Я чувствовал, что после рассказов Альваро начинаю путаться, где-то становлюсь симпатизантом тупамарос. А где-то наоборот – считаю их жестокими убийцами. Потом снова, борцами за правое дело…

   Чтобы не думать о том, кто они, я снова начал задавать Альваро вопросы.

- Скажите, Альваро, а у вас, что, не было собственной радиостанции? Вы ведь были вроде бы достаточно мощной силой, чтобы иметь свою трансляцию? Ведь ни одна политическая организация не может обойтись без таких мощных средств  влияния  на  массы?

   Альваро щелчком выбросил бычок сигареты к кромке моря, повернулся ко мне и опёрся щекой на ладонь.

- Нет, Володя, не было. Я же рассказывал вам, что мы очень медленно развивались в материально-техническом плане. И шестьдесят восьмой год в этом отношении был даже не серединой нашего развития. Но мы довольно часто пользовались радиостанциями Монтевидео. Даже, несмотря на то, что все они заимели после «Радио Саранди» свою охрану, иногда, даже полицейскую. Например, в мае этого же года, то есть до окончания месяца, после «Саранди», мы ещё не раз зачитывали свои прокламации и воззвания на радиостанции FM  «Радио Рио-де-Ла Плата» («Radio Rio de la Plata»). А в середине июня того же года – на радиостанции «Радио
Уругвая» («Radio Uruguay»). Но эти две трансляции, ни я, ни мои бойцы, не обеспечивали. Аги занималась этим с комбатантами других, специально созданных для этих целей, групп. И потом, сами понимаете: любую нашу радиостанцию правительственные силы обнаружили бы немедленно.

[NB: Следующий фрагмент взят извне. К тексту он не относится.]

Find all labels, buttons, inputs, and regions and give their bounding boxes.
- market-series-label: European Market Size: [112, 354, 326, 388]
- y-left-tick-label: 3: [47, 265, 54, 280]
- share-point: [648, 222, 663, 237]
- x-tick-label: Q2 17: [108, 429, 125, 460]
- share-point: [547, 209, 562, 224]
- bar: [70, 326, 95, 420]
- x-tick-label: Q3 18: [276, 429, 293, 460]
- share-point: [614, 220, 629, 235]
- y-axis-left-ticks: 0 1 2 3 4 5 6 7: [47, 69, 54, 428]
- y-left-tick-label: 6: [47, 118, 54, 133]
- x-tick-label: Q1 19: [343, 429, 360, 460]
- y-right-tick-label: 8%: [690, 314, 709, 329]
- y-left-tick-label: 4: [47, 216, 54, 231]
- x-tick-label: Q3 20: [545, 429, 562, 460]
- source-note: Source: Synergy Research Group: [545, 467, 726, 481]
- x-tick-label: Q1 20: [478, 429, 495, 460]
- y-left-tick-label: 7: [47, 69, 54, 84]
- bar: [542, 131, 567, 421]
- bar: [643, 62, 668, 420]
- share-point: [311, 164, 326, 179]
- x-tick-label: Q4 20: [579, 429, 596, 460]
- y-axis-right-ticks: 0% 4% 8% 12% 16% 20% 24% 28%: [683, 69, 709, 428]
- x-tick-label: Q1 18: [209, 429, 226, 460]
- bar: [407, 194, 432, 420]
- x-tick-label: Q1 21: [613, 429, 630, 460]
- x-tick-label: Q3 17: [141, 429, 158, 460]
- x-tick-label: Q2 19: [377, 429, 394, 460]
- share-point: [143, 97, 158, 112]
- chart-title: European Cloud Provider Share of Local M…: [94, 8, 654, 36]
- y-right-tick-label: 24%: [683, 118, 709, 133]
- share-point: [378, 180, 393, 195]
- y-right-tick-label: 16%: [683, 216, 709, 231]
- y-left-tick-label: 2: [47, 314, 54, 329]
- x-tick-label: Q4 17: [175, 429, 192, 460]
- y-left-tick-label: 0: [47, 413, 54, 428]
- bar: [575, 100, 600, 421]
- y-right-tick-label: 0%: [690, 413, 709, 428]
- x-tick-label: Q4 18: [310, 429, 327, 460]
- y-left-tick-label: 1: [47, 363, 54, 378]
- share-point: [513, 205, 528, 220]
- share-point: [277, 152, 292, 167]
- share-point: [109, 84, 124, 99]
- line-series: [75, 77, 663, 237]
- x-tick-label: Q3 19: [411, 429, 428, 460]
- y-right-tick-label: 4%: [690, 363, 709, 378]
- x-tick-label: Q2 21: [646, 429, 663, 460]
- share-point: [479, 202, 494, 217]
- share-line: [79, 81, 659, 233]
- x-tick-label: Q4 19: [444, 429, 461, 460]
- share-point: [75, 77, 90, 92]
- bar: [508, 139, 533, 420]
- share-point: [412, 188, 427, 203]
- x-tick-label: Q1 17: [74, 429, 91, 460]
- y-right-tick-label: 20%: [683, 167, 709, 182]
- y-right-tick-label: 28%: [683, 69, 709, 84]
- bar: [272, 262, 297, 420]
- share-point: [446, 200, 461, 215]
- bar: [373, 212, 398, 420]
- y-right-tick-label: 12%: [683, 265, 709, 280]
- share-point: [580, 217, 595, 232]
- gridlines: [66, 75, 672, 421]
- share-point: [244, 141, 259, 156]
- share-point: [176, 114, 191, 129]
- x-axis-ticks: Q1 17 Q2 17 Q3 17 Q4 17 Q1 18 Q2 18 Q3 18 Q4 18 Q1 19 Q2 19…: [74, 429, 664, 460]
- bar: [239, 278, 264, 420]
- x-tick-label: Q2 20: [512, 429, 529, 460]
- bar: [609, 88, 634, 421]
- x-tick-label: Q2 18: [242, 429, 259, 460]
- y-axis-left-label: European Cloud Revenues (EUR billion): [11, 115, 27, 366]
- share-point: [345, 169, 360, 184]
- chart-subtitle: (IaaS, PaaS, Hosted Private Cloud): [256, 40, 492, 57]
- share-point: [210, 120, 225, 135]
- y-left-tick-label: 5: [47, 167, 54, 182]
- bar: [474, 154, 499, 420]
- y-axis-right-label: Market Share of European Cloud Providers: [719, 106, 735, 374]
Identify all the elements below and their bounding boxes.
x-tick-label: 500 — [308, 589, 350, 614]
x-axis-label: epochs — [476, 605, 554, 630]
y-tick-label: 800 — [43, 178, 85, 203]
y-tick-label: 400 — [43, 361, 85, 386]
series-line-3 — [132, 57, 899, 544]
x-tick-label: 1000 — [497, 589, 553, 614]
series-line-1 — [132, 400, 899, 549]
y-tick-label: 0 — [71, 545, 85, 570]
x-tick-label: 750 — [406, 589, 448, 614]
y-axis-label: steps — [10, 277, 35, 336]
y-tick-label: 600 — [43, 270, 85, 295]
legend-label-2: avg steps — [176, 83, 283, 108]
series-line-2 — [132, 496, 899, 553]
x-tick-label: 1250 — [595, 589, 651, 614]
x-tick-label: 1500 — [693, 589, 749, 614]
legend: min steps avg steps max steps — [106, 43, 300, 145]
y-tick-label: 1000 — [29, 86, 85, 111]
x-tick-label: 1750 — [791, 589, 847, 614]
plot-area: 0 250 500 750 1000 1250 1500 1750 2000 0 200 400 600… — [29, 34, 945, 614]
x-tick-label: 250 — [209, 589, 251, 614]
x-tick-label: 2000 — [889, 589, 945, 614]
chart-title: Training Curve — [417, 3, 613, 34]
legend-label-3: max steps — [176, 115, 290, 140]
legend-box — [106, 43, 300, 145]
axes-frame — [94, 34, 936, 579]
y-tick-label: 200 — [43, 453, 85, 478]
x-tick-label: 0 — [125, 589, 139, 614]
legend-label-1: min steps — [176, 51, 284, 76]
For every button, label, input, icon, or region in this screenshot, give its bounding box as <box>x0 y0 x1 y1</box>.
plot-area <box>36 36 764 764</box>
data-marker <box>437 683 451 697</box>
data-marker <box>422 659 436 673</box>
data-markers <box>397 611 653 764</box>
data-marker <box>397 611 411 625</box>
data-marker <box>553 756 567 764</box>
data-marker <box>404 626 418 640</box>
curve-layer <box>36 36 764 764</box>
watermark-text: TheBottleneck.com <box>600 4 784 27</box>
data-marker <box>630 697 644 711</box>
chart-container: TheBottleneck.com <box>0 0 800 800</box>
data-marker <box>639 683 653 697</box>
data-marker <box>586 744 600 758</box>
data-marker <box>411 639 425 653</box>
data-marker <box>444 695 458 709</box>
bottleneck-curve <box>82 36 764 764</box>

- А вы, вы чем в то время занимались? Я так понимаю, что вы человек деятельный и смелый, не сидели  в квартире и не гуляли от нечего делать по Монтевидео?

Альваро усмехнулся.

- Да, уж, гулял! Как раз вот и приходилось бегать по столице... гулял…По закоулкам шлялся, мчался на автомашинах по всем городским и пригородным дорогам, пробирался по городским подземным коммуникациям…Изучал город, его подземку, дороги, переулки, дома, подъезды, проезды, деревья, кустарники…В общем, всё, чтобы самому уцелеть и уберечь от смерти своих людей. В тот год полиция особенно лютовала. И нам некогда было сидеть по квартирам. К тому же, нет-нет – да начинала давать сбои конспиративная система. И не всякая квартира была надёжна. Да… и люди… - такие сволочи! Вы простите меня, Володя, может, вам ещё этого и не доводилось прочувствовать на своей, как говорится, шкуре! Но думаю, ещё придётся…

                ***
   Прошло много лет, прежде чем до меня дошло, о чём говорил уругваец: опыт – это действительно, когда только на собственной шкуре! А люди…
Не будем об этом: у каждого свой опыт, своё мнение о людях. И не приведи бог мне кому-то его навязывать...

                ***
   Альваро снова закурил сигарету – он вообще очень много курил.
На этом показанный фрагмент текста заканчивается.